Add Vents to Improve Your Ventilation

You can improve your roof ventilation by adding more soffit vents (to the underside of your eaves), ridge vents, or standard box vents. Follow the guideline of providing one square foot of net free ventilation for every 150 square feet of your attic floor space. Your vents should be distributed evenly between the soffit area and the high side of the roof.

A standard box vent provides about one-half of a square foot of net free ventilation. Box roof vents are visually intrusive, so place these vents on a side of your roof near the peak where they will not be visible from the front of your house. The best box roof vents come with a flashing system that slips under the high side of a shingle. Follow the manufacturer’s recommendations for installation.

Invest in the Best Ventilation Solution

EnlargeRoof ventilation

Retrofitting your soffit with a continuous soffit vent, installing insulation with a baffle and roof vents is the best way to prevent ice dams. Source: WHS - State Historic Preservation Office

Your best ventilation solution, both visually and functionally, is to install continuous-ridge vents capped with a low-profile shingle plus a continuous soffit vent running around the entire perimeter of your eaves.

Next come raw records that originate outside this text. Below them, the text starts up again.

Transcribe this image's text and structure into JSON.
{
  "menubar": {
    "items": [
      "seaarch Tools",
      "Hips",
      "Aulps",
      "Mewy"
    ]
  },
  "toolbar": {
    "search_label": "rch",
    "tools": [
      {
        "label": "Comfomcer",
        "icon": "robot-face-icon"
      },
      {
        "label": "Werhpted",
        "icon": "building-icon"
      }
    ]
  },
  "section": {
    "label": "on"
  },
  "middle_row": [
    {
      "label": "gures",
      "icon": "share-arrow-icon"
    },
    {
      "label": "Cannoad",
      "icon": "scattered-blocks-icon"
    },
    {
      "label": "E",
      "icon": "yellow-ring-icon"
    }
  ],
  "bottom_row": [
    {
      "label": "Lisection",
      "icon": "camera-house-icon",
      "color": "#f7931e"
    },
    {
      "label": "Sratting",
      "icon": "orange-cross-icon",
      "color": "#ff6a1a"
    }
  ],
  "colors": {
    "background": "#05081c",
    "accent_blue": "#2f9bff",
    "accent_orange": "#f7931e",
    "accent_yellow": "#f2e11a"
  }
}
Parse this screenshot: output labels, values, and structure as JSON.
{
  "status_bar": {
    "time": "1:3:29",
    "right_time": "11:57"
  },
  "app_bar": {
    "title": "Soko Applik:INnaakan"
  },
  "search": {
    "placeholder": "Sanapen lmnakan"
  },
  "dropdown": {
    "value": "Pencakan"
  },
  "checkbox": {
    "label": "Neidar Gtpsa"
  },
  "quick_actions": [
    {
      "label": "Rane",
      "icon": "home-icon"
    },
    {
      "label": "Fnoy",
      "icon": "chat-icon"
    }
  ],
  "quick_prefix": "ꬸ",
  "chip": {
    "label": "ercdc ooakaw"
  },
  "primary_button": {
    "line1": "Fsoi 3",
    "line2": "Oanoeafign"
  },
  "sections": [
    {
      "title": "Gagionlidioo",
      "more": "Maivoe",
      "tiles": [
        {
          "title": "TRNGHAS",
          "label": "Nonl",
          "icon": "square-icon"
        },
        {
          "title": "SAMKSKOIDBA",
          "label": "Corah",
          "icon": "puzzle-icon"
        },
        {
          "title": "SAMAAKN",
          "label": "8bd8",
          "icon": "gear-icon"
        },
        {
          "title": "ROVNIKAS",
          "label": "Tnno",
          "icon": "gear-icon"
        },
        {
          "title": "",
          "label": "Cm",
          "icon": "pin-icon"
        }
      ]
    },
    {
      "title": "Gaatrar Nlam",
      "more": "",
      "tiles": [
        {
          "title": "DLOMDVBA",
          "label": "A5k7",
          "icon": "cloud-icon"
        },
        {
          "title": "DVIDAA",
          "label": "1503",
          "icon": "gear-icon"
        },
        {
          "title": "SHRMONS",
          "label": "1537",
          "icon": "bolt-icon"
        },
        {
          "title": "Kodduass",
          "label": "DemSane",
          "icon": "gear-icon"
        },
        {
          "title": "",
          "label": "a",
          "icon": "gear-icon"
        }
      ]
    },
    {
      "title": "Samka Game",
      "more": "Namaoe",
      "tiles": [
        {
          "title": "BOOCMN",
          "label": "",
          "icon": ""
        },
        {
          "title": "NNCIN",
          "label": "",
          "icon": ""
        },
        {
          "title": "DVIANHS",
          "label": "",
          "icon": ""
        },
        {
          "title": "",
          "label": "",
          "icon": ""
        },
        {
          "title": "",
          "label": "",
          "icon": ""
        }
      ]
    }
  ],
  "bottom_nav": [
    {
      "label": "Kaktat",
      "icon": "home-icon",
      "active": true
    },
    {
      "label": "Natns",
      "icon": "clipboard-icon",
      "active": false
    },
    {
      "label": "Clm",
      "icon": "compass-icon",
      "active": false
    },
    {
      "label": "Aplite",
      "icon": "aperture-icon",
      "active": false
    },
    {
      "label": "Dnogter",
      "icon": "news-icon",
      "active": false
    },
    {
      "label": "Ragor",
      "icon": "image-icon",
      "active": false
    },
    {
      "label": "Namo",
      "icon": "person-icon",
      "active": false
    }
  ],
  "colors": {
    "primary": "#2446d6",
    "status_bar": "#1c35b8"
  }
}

  • Continuous soffit vents. Continuous soffit vents are louvered strips with screening on the backside. They measure 1-1/2 to 2 inches wide. Most lumber yards sell continuous aluminum soffit vents that can be painted.
  • Continuous-ridge vents. Continuous-ridge vents are low profile and easily installed by a professional roofer. A good-quality continuous-ridge vent is made of mesh-like matrix matting with shingles on top and can barely be seen from the ground.

TIP: Make certain your shingle-capped continuous-ridge vent runs completely from one end of the roof to the other and covers 100% of your roof ridge. If your roofer installs a short ridge vent on a long ridge, it won't give you enough ventilation and will ruin the look of your roof. Also make sure your roofer runs the ridge vent all the way out to the eave edge (even if the roof boards do not extend to the edge) to avoid creating a “hump” in your ridge.

Check with the manufacturers of both of these venting products to determine how much net free ventilation each type of vent will provide. A continuous-ridge vent that allows 18 square inches of net-free ventilation per running foot will give you one square foot of net-free ventilation every eight feet.

Consider Power Roof Venting

Power roof venting is a more complicated solution to roof ventilation issues. Power roof vents have an electrical fan and a thermostat or humidistat to control the fan motor. Therefore, you must run electricity to the fan and install a device to control the fan operation. Power roof vents must be carefully balanced to ensure even ventilation in your attic. The motor can burn out without your knowledge, so you must be able to regularly check the fan’s operation.